Another fact: People are scared of the unknown. Well, isn’t that why we have religion? Imagine if the Bible or the Koran had contained references to vengeful souls in white shifts and heavy mascara, winged creatures missing lower appendages and the company of a comb, or some such monstrosity. Oh — they do? Darn. Anyway, my friend is more scared of ghosts than armed robbers dropping in on her in the dead of night. Tell me, does that make sense to you?
But there’s one thing that scares me: barang (kulam to Tagalogs). That’s local voodoo. Kabayan regales viewers with crude dolls and needles and human paper cut-outs cavorting in mid-air. It’s pure showbiz. The really spooky side involves very ordinary-looking people who poison others out of spite, or something as banal as a pathological need to. Or they are contracted to by another party. Wings and fangs I can handle. Poisoning, driven by very real human urges? It’s the stuff of true-crime shows.
I wasn’t always convinced there were such people. Neither did another friend, a highly educated woman whose fierce intellect I respect. It had been plain to see that she was ill. Even her doctors conceded that losing a lot of weight in such short time could not be healthy. Except the lab tests said otherwise. From a medical standpoint, there was nothing at all wrong with her. In desperation she acquiesced to be taken to a tambalan (healer). He took one look at her and pronounced her a victim of barang.
Does that sound fantastic? “So be it,” she would say. “But I was there. It happened to me.” Fair enough. Speaking of fantastic, you haven’t heard anything yet. The tambalan had her drink a shot of lana — consecrated healing oil derived from the lowly coconut. That was all it took for her to regurgitate a piece of slimy meat, all of a piece (I gather it was big) and black as sin. And she was healed. Just like that.
When people complain about the lack of income opportunities in our province, I sometimes joke that we should promote cosmetic tourism, with a specialty in weight loss. Here’s how it works. The client goes to an accredited barangan (if he can be hired to poison your enemy, why couldn’t he poison you for the same fee? Or is there a protocol against that?). Draw up a contract, if need be. Or at least a waiver by the client, just in case. Then client waits as the poison takes its toll until such point that he/she drops to the desired weight. Then out comes the oil. Voila! Everyone’s happy. Except Dra. Belo, of course. Who cares? She’s already drowning in money.

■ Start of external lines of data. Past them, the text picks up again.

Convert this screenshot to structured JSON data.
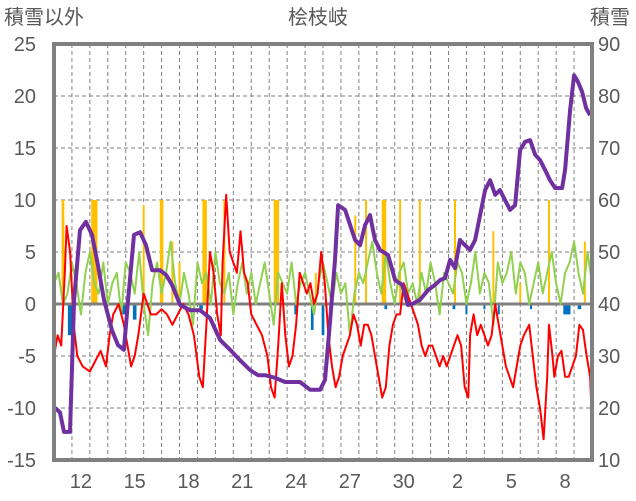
{
  "chart_data": {
    "type": "line",
    "title": "桧枝岐",
    "ylabel_left": "積雪以外",
    "ylabel_right": "積雪",
    "ylim_left": [
      -15,
      25
    ],
    "ylim_right": [
      10,
      90
    ],
    "yticks_left": [
      "25",
      "20",
      "15",
      "10",
      "5",
      "0",
      "-5",
      "-10",
      "-15"
    ],
    "yticks_right": [
      "90",
      "80",
      "70",
      "60",
      "50",
      "40",
      "30",
      "20",
      "10"
    ],
    "xlim_days": [
      0,
      30
    ],
    "x_tick_labels": [
      {
        "label": "12",
        "day": 1.5
      },
      {
        "label": "15",
        "day": 4.5
      },
      {
        "label": "18",
        "day": 7.5
      },
      {
        "label": "21",
        "day": 10.5
      },
      {
        "label": "24",
        "day": 13.5
      },
      {
        "label": "27",
        "day": 16.5
      },
      {
        "label": "30",
        "day": 19.5
      },
      {
        "label": "2",
        "day": 22.5
      },
      {
        "label": "5",
        "day": 25.5
      },
      {
        "label": "8",
        "day": 28.5
      }
    ],
    "grid": true,
    "colors": {
      "snow_depth": "#7030a0",
      "temperature": "#ff0000",
      "green_series": "#92d050",
      "precip": "#ffc000",
      "negative_bars": "#0070c0",
      "zero_line": "#808080",
      "frame": "#808080"
    },
    "series": [
      {
        "name": "snow_depth",
        "axis": "right",
        "points": [
          [
            0,
            20.2
          ],
          [
            0.33,
            19.2
          ],
          [
            0.56,
            15.4
          ],
          [
            0.89,
            15.4
          ],
          [
            1.12,
            40.8
          ],
          [
            1.45,
            54.2
          ],
          [
            1.78,
            55.8
          ],
          [
            2.12,
            53.3
          ],
          [
            2.45,
            47.5
          ],
          [
            2.79,
            40.8
          ],
          [
            3.23,
            35
          ],
          [
            3.57,
            32.1
          ],
          [
            3.9,
            31.2
          ],
          [
            4.13,
            40.8
          ],
          [
            4.46,
            53.3
          ],
          [
            4.8,
            53.8
          ],
          [
            5.13,
            51.3
          ],
          [
            5.47,
            46.5
          ],
          [
            5.91,
            46.5
          ],
          [
            6.25,
            45.6
          ],
          [
            6.58,
            43.7
          ],
          [
            7.03,
            39.8
          ],
          [
            7.59,
            38.8
          ],
          [
            8.14,
            38.8
          ],
          [
            8.7,
            37.3
          ],
          [
            9.26,
            33.1
          ],
          [
            9.82,
            31.2
          ],
          [
            10.37,
            29.2
          ],
          [
            10.93,
            27.3
          ],
          [
            11.38,
            26.3
          ],
          [
            11.77,
            26.3
          ],
          [
            12.33,
            25.8
          ],
          [
            12.88,
            25
          ],
          [
            13.72,
            25
          ],
          [
            14.28,
            23.5
          ],
          [
            14.84,
            23.5
          ],
          [
            15.11,
            25.4
          ],
          [
            15.39,
            36.5
          ],
          [
            15.67,
            48.5
          ],
          [
            15.84,
            59
          ],
          [
            16.23,
            58.1
          ],
          [
            16.51,
            55.2
          ],
          [
            16.79,
            52.3
          ],
          [
            17.07,
            51.3
          ],
          [
            17.35,
            55.2
          ],
          [
            17.62,
            57.1
          ],
          [
            17.9,
            52.3
          ],
          [
            18.18,
            50.4
          ],
          [
            18.63,
            49.4
          ],
          [
            19.02,
            44.6
          ],
          [
            19.41,
            43.7
          ],
          [
            19.74,
            39.8
          ],
          [
            19.97,
            40
          ],
          [
            20.41,
            40.8
          ],
          [
            20.86,
            42.7
          ],
          [
            21.25,
            43.7
          ],
          [
            21.53,
            44.6
          ],
          [
            21.81,
            45
          ],
          [
            22.09,
            48.5
          ],
          [
            22.36,
            46.9
          ],
          [
            22.64,
            52.3
          ],
          [
            22.92,
            51.3
          ],
          [
            23.2,
            50.4
          ],
          [
            23.48,
            52.3
          ],
          [
            23.76,
            57.1
          ],
          [
            24.04,
            61.9
          ],
          [
            24.32,
            63.8
          ],
          [
            24.6,
            61
          ],
          [
            24.87,
            61.9
          ],
          [
            25.15,
            60
          ],
          [
            25.43,
            58.1
          ],
          [
            25.71,
            59
          ],
          [
            25.99,
            69.6
          ],
          [
            26.27,
            71.2
          ],
          [
            26.55,
            71.5
          ],
          [
            26.83,
            68.7
          ],
          [
            27.1,
            67.7
          ],
          [
            27.38,
            65.8
          ],
          [
            27.66,
            63.8
          ],
          [
            27.94,
            62.3
          ],
          [
            28.33,
            62.3
          ],
          [
            28.5,
            65.8
          ],
          [
            28.78,
            77.3
          ],
          [
            29.0,
            84
          ],
          [
            29.22,
            82.7
          ],
          [
            29.45,
            80.8
          ],
          [
            29.67,
            77.7
          ],
          [
            29.89,
            76.3
          ]
        ]
      },
      {
        "name": "temperature",
        "axis": "left",
        "points": [
          [
            0,
            -5
          ],
          [
            0.2,
            -3
          ],
          [
            0.4,
            -4
          ],
          [
            0.6,
            3
          ],
          [
            0.7,
            7.5
          ],
          [
            0.9,
            5
          ],
          [
            1.1,
            -2
          ],
          [
            1.3,
            -5
          ],
          [
            1.6,
            -6
          ],
          [
            2.0,
            -6.5
          ],
          [
            2.3,
            -5.5
          ],
          [
            2.6,
            -4.5
          ],
          [
            2.9,
            -6
          ],
          [
            3.1,
            -3
          ],
          [
            3.3,
            -1
          ],
          [
            3.6,
            0
          ],
          [
            3.9,
            -2
          ],
          [
            4.1,
            -4
          ],
          [
            4.3,
            -6
          ],
          [
            4.5,
            -5
          ],
          [
            4.7,
            -3
          ],
          [
            5.0,
            1
          ],
          [
            5.2,
            0
          ],
          [
            5.4,
            -1
          ],
          [
            5.7,
            -1
          ],
          [
            6.0,
            -0.5
          ],
          [
            6.3,
            -1
          ],
          [
            6.6,
            -2
          ],
          [
            6.9,
            -1
          ],
          [
            7.2,
            0
          ],
          [
            7.5,
            -1
          ],
          [
            7.8,
            -3
          ],
          [
            8.1,
            -7
          ],
          [
            8.3,
            -8
          ],
          [
            8.5,
            -2
          ],
          [
            8.7,
            5
          ],
          [
            8.9,
            3
          ],
          [
            9.1,
            -1
          ],
          [
            9.3,
            -3
          ],
          [
            9.4,
            4
          ],
          [
            9.6,
            10.5
          ],
          [
            9.8,
            5
          ],
          [
            10.0,
            4
          ],
          [
            10.2,
            3
          ],
          [
            10.4,
            7
          ],
          [
            10.6,
            3
          ],
          [
            10.8,
            2
          ],
          [
            11.0,
            -1
          ],
          [
            11.3,
            -2
          ],
          [
            11.6,
            -3
          ],
          [
            11.9,
            -5
          ],
          [
            12.1,
            -8
          ],
          [
            12.3,
            -9
          ],
          [
            12.5,
            -4
          ],
          [
            12.7,
            2
          ],
          [
            12.9,
            -3
          ],
          [
            13.1,
            -6
          ],
          [
            13.3,
            -5
          ],
          [
            13.5,
            -2
          ],
          [
            13.7,
            3
          ],
          [
            13.9,
            2
          ],
          [
            14.1,
            1
          ],
          [
            14.3,
            2
          ],
          [
            14.5,
            0
          ],
          [
            14.7,
            1
          ],
          [
            14.9,
            5
          ],
          [
            15.1,
            2
          ],
          [
            15.3,
            -3
          ],
          [
            15.5,
            -6
          ],
          [
            15.7,
            -8
          ],
          [
            15.9,
            -7
          ],
          [
            16.1,
            -5
          ],
          [
            16.3,
            -4
          ],
          [
            16.5,
            -3
          ],
          [
            16.7,
            -1
          ],
          [
            16.9,
            -2
          ],
          [
            17.1,
            -4
          ],
          [
            17.3,
            -2
          ],
          [
            17.5,
            -2
          ],
          [
            17.7,
            -3
          ],
          [
            17.9,
            -5
          ],
          [
            18.1,
            -7
          ],
          [
            18.3,
            -9
          ],
          [
            18.5,
            -8
          ],
          [
            18.7,
            -4
          ],
          [
            18.9,
            -2
          ],
          [
            19.1,
            -1
          ],
          [
            19.3,
            -1
          ],
          [
            19.5,
            2
          ],
          [
            19.7,
            1
          ],
          [
            19.9,
            0
          ],
          [
            20.1,
            -1
          ],
          [
            20.3,
            -2
          ],
          [
            20.5,
            -4
          ],
          [
            20.7,
            -5
          ],
          [
            20.9,
            -4
          ],
          [
            21.1,
            -4
          ],
          [
            21.3,
            -5
          ],
          [
            21.5,
            -6
          ],
          [
            21.7,
            -5
          ],
          [
            21.9,
            -6
          ],
          [
            22.1,
            -5
          ],
          [
            22.3,
            -4
          ],
          [
            22.5,
            -3
          ],
          [
            22.7,
            -4
          ],
          [
            22.9,
            -8
          ],
          [
            23.1,
            -9
          ],
          [
            23.2,
            -3
          ],
          [
            23.4,
            -1
          ],
          [
            23.6,
            -3
          ],
          [
            23.8,
            -2
          ],
          [
            24.0,
            -3
          ],
          [
            24.2,
            -4
          ],
          [
            24.4,
            -3
          ],
          [
            24.6,
            0
          ],
          [
            24.8,
            -2
          ],
          [
            25.0,
            -4
          ],
          [
            25.2,
            -6
          ],
          [
            25.4,
            -7
          ],
          [
            25.6,
            -8
          ],
          [
            25.8,
            -6
          ],
          [
            26.0,
            -4
          ],
          [
            26.2,
            -3
          ],
          [
            26.5,
            -2
          ],
          [
            26.7,
            -5
          ],
          [
            26.9,
            -8
          ],
          [
            27.1,
            -10
          ],
          [
            27.3,
            -13
          ],
          [
            27.5,
            -7
          ],
          [
            27.6,
            -2
          ],
          [
            27.8,
            -5
          ],
          [
            27.9,
            -7
          ],
          [
            28.1,
            -5
          ],
          [
            28.3,
            -4.5
          ],
          [
            28.5,
            -7
          ],
          [
            28.7,
            -7
          ],
          [
            28.9,
            -6
          ],
          [
            29.1,
            -5
          ],
          [
            29.3,
            -2
          ],
          [
            29.5,
            -2.5
          ],
          [
            29.7,
            -5
          ],
          [
            29.9,
            -7
          ],
          [
            30.0,
            -12
          ]
        ]
      },
      {
        "name": "green_series",
        "axis": "left",
        "step": 0.25,
        "values": [
          2,
          3,
          0,
          1,
          4,
          2,
          -1,
          3,
          5,
          2,
          1,
          4,
          0,
          2,
          3,
          -1,
          4,
          3,
          1,
          5,
          0,
          -3,
          2,
          4,
          1,
          3,
          6,
          2,
          0,
          3,
          1,
          -2,
          4,
          2,
          3,
          0,
          5,
          2,
          1,
          3,
          -1,
          2,
          4,
          1,
          3,
          0,
          2,
          4,
          1,
          -2,
          3,
          2,
          1,
          4,
          0,
          2,
          3,
          1,
          -1,
          2,
          4,
          2,
          0,
          3,
          1,
          2,
          -3,
          1,
          3,
          2,
          4,
          6,
          3,
          1,
          5,
          2,
          0,
          3,
          4,
          1,
          2,
          0,
          3,
          1,
          4,
          2,
          -1,
          3,
          2,
          1,
          4,
          3,
          0,
          2,
          5,
          1,
          3,
          2,
          -2,
          4,
          2,
          3,
          5,
          1,
          4,
          3,
          0,
          2,
          4,
          1,
          3,
          5,
          2,
          0,
          3,
          4,
          6,
          3,
          1,
          5,
          2
        ]
      },
      {
        "name": "precip",
        "axis": "left",
        "kind": "bar",
        "bars": [
          [
            0.5,
            10,
            0.15
          ],
          [
            2.25,
            10,
            0.35
          ],
          [
            5.0,
            9.5,
            0.06
          ],
          [
            6.0,
            10,
            0.2
          ],
          [
            6.6,
            6,
            0.06
          ],
          [
            7.0,
            4,
            0.05
          ],
          [
            8.4,
            10,
            0.25
          ],
          [
            9.5,
            10,
            0.1
          ],
          [
            12.4,
            10,
            0.3
          ],
          [
            16.8,
            8.5,
            0.1
          ],
          [
            17.4,
            10,
            0.06
          ],
          [
            18.4,
            10,
            0.25
          ],
          [
            19.3,
            10,
            0.06
          ],
          [
            20.4,
            10,
            0.05
          ],
          [
            22.36,
            10,
            0.05
          ],
          [
            24.5,
            7,
            0.08
          ],
          [
            27.6,
            10,
            0.1
          ],
          [
            29.6,
            6,
            0.05
          ],
          [
            26.0,
            2,
            0.08
          ],
          [
            14.6,
            3,
            0.05
          ]
        ]
      },
      {
        "name": "negative_bars",
        "axis": "left",
        "kind": "bar",
        "bars": [
          [
            0.9,
            -3,
            0.25
          ],
          [
            3.9,
            -1,
            0.3
          ],
          [
            4.5,
            -1.5,
            0.2
          ],
          [
            8.2,
            -0.5,
            0.2
          ],
          [
            13.5,
            -1,
            0.2
          ],
          [
            14.4,
            -2.5,
            0.15
          ],
          [
            15.0,
            -3,
            0.15
          ],
          [
            18.5,
            -0.5,
            0.15
          ],
          [
            22.3,
            -0.5,
            0.15
          ],
          [
            23.0,
            -1,
            0.1
          ],
          [
            24.0,
            -0.5,
            0.1
          ],
          [
            24.8,
            -1,
            0.1
          ],
          [
            26.6,
            -0.5,
            0.1
          ],
          [
            28.6,
            -1,
            0.4
          ],
          [
            29.3,
            -0.5,
            0.2
          ]
        ]
      }
    ]
  }
}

I used the word “accredited” earlier. That’s because there are two kinds of barang, poison-wise. The one I described is known as laygay, wherein the poisonee wastes away for a protracted period before dropping out of the proposed program (or dead, God forbid). Then there’s pinabitî. That is where the victim dies in record time, express-like. Who wants that? It would be bad for tourism. Or maybe not. Assisted suicide qualifies as a niche market. Did I mention that the tambalan can also be a barangan?
But enough morbid musings. Have some pie — and never mind the look of it. I’m rather proud of the shell; so far it’s the only thing I’ve kneaded that has turned out the way it should. And the filling looks like pumpkin. Very apt for our topic. So did I celebrate Halloween after all? Nah. I just felt like trying my hand at pie for a change. I used kalabasa (squash), the cheapest filling I could find — you know, just in case I made a mess of things. It had happened before. Too many times, in fact. Baking is scary business.